Cisco offers the PIX Firewall Syslog Server (PFSS), an MS-Windows based syslog server for Cisco PIX Firewalls. It runs as a service, has no GUI, listens on either UDP or TCP ports, and is controlled through the Windows Services management console. It can also be used as a syslog server for other devices. The syslog messages are stored in the following text file: C:\Program Files\Cisco\PIX Firewall Syslog Server\pfss.log. The PFSS can be downloaded by registered users from the Cisco website.

Securing Syslog Servers

So far, you have learned about deploying Linux- and Windows-based syslog servers to collect syslog messages from Cisco devices in a network. However, regardless of the type of operating system or the type of the syslog server, the biggest drawback of the syslog protocol is security. The syslog protocol inherently lacks security for the following reasons:

• Clear text Because a syslog sends its information in clear text, a sniffer on the network can easily capture the messages.

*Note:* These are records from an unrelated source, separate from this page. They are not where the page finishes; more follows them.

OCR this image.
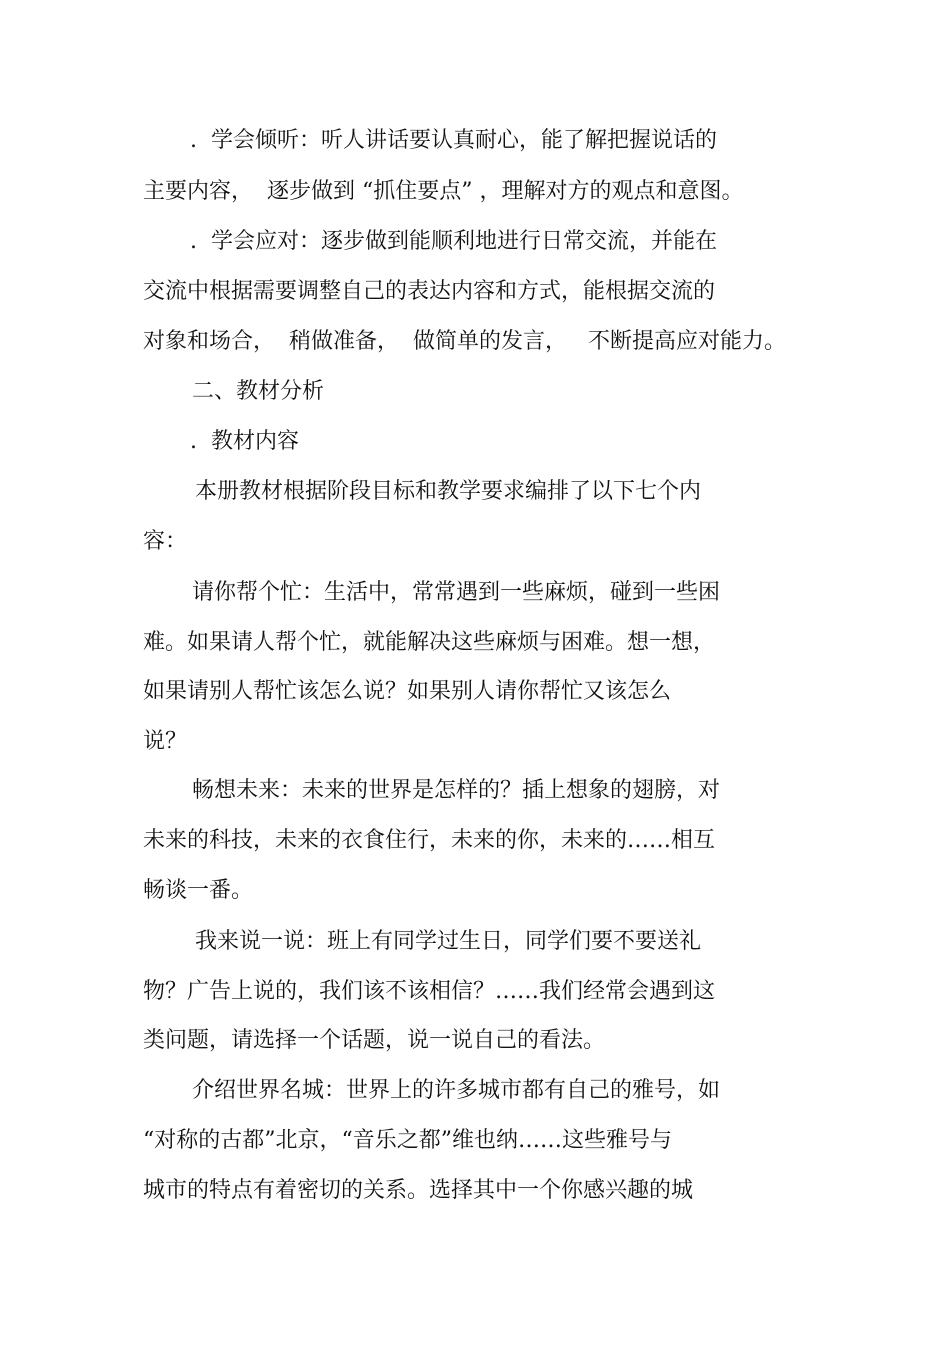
.  学会倾听：听人讲话要认真耐心，能了解把握说话的
主要内容，  逐步做到 “抓住要点” ，理解对方的观点和意图。
.  学会应对：逐步做到能顺利地进行日常交流，并能在
交流中根据需要调整自己的表达内容和方式，能根据交流的
对象和场合，  稍做准备，  做简单的发言，   不断提高应对能力。
二、教材分析
.  教材内容
本册教材根据阶段目标和教学要求编排了以下七个内
容：
请你帮个忙：生活中，常常遇到一些麻烦，碰到一些困
难。如果请人帮个忙，就能解决这些麻烦与困难。想一想，
如果请别人帮忙该怎么说？如果别人请你帮忙又该怎么
说？
畅想未来：未来的世界是怎样的？插上想象的翅膀，对
未来的科技，未来的衣食住行，未来的你，未来的……相互
畅谈一番。
我来说一说：班上有同学过生日，同学们要不要送礼
物？广告上说的，我们该不该相信？……我们经常会遇到这
类问题，请选择一个话题，说一说自己的看法。
介绍世界名城：世界上的许多城市都有自己的雅号，如
“对称的古都”北京，“音乐之都”维也纳……这些雅号与
城市的特点有着密切的关系。选择其中一个你感兴趣的城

To avoid this, syslog messages should be sent on a separate network using a second network interface, if possible. You can also use IP Security (IPSec) tunnels to encrypt the traffic flowing to the syslog server.

• UDP Because syslog uses UDP, an attacker can spoof the source address and send spurious messages to the syslog server. Users should use syslog over TCP, if possible, to mitigate this threat.

• Centralized location While centralized logging is good for Netadmins, it is equally good for attackers. If the central syslog server is compromised, the attacker can delete all the syslog messages to clean up his trail. Netadmins should regularly update the syslog server with the latest service packs and security patches.